“Climate Gentrification” – Sea Level’s Unexpected Impact

December 29, 2017

CBS News:

Homes at higher elevations in Miami are gaining value at a faster clip than those closer to sea level. It’s an accelerating trend, and it has residents and real estate agents — in Miami and other coastal communities — asking whether “climate gentrification” has arrived.

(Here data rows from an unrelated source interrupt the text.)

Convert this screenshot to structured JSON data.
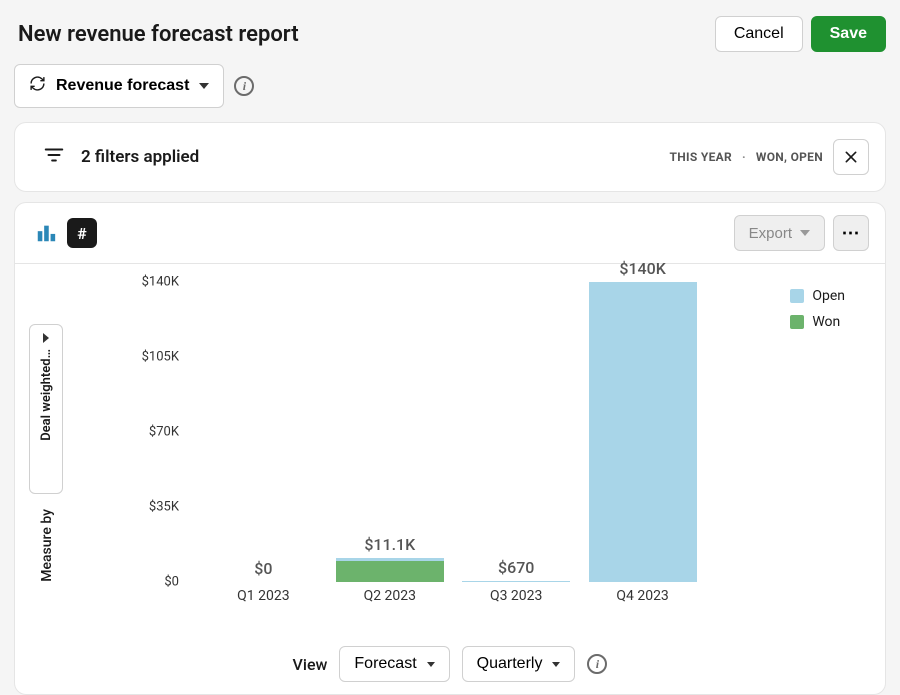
{
  "header": {
    "title": "New revenue forecast report",
    "cancel": "Cancel",
    "save": "Save"
  },
  "toolbar": {
    "report_type": "Revenue forecast"
  },
  "filters": {
    "text": "2 filters applied",
    "period": "THIS YEAR",
    "status": "WON, OPEN"
  },
  "panel": {
    "export": "Export",
    "side_tab": "Deal weighted…",
    "measure_by": "Measure by"
  },
  "footer": {
    "view": "View",
    "forecast": "Forecast",
    "quarterly": "Quarterly"
  },
  "legend": {
    "open": "Open",
    "won": "Won"
  },
  "chart_data": {
    "type": "bar",
    "title": "",
    "xlabel": "",
    "ylabel": "",
    "ylim": [
      0,
      140000
    ],
    "y_ticks": [
      "$0",
      "$35K",
      "$70K",
      "$105K",
      "$140K"
    ],
    "categories": [
      "Q1 2023",
      "Q2 2023",
      "Q3 2023",
      "Q4 2023"
    ],
    "series": [
      {
        "name": "Won",
        "color": "#6cb36c",
        "values": [
          0,
          10000,
          0,
          0
        ]
      },
      {
        "name": "Open",
        "color": "#a8d5e8",
        "values": [
          0,
          1100,
          670,
          140000
        ]
      }
    ],
    "totals_labels": [
      "$0",
      "$11.1K",
      "$670",
      "$140K"
    ],
    "totals_values": [
      0,
      11100,
      670,
      140000
    ]
  }
}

The term, which only recently entered the lexicon, describes the role of climate change in recalibrating land values, a phenomenon that ultimately could displace low-income and minority residents in a similar fashion as urban gentrification. As sea levels rise and flooding persists, the thinking goes in the case of Miami, waterfront property will lose some of its luster and higher-situated neighborhoods like Little Haiti and Little Havana will become more attractive.

The professor who was first to publish research using the phrase “climate gentrification” isn’t convinced that’s the main culprit in Miami. At least not yet. Jesse M. Keenan, a researcher on urban development and climate adaptation at Harvard’s Graduate School of Design, tracked the rate of price appreciation since 1971 for more than 250,000 residential properties in Miami-Dade County, and compared those figures to elevation. Keenan found that properties at high elevations have long appreciated faster in Miami, mostly because of nonclimate factors.

However, since 2000, the correlation between elevation and price appreciation has grown stronger, which Keenan, in an interview with CBS MoneyWatch, suggested may be “early signaling” of preference for properties at higher elevations and a reaction to persistent nuisance flooding in lower areas.

Below, how this plays out in Miami.


4 Responses to ““Climate Gentrification” – Sea Level’s Unexpected Impact”

  1. rhymeswithgoalie Says:

    My sister’s post-flood neighborhood outside of New Orleans has three classes of lots: (1) those that were bought out by the parish and had their houses removed, (2) those still at old elevation (lower price tier), and (3) those elevated with Federal subsidy (higher price tier). Ironically, the bought-out lots add pretty green spaces that improve surrounding property values.

  2. rabiddoomsayer Says:

    Unexpected? I would have thought entirely expected. Ultimately Miami is not savable, when the wider community wakes up prices will crash. Near worthless, just like a boat trapped behind a now too low causeway.

  3. indy222 Says:

    Joe Romm expects that by the mid 2020’s the rising floods from big storms and the general cracking of denial into desperation, will have the Federal Govt end flood insurance for climate-relevant flooding zones. And then, coastal property values will crash, and the only way to buy will be with cash by the very rich, who don’t care about insurance for their last years.

    • J4Zonian Says:

      Rich people mostly get rich by caring a lot about money; their addiction seems more likely to intensify than lessen as they get closer to death.

      They’re far more likely to engage in rent-seeking/subsidy demands–more flood insurance for 3rd and 4th “homes” and commercial properties. Relocation money and other help for these poor villainaires will be extorted from governments unless we stop it. SLR encroachment on toxic waste sites will decrease water quality and maybe lower real estate values even faster, although it may be hard to tell at that point.

      “all kind of excuses to fight.” And all kinds of excuses for all kinds of disaster capitalism, which phrase is certainly in the running for redundancy of the millennium.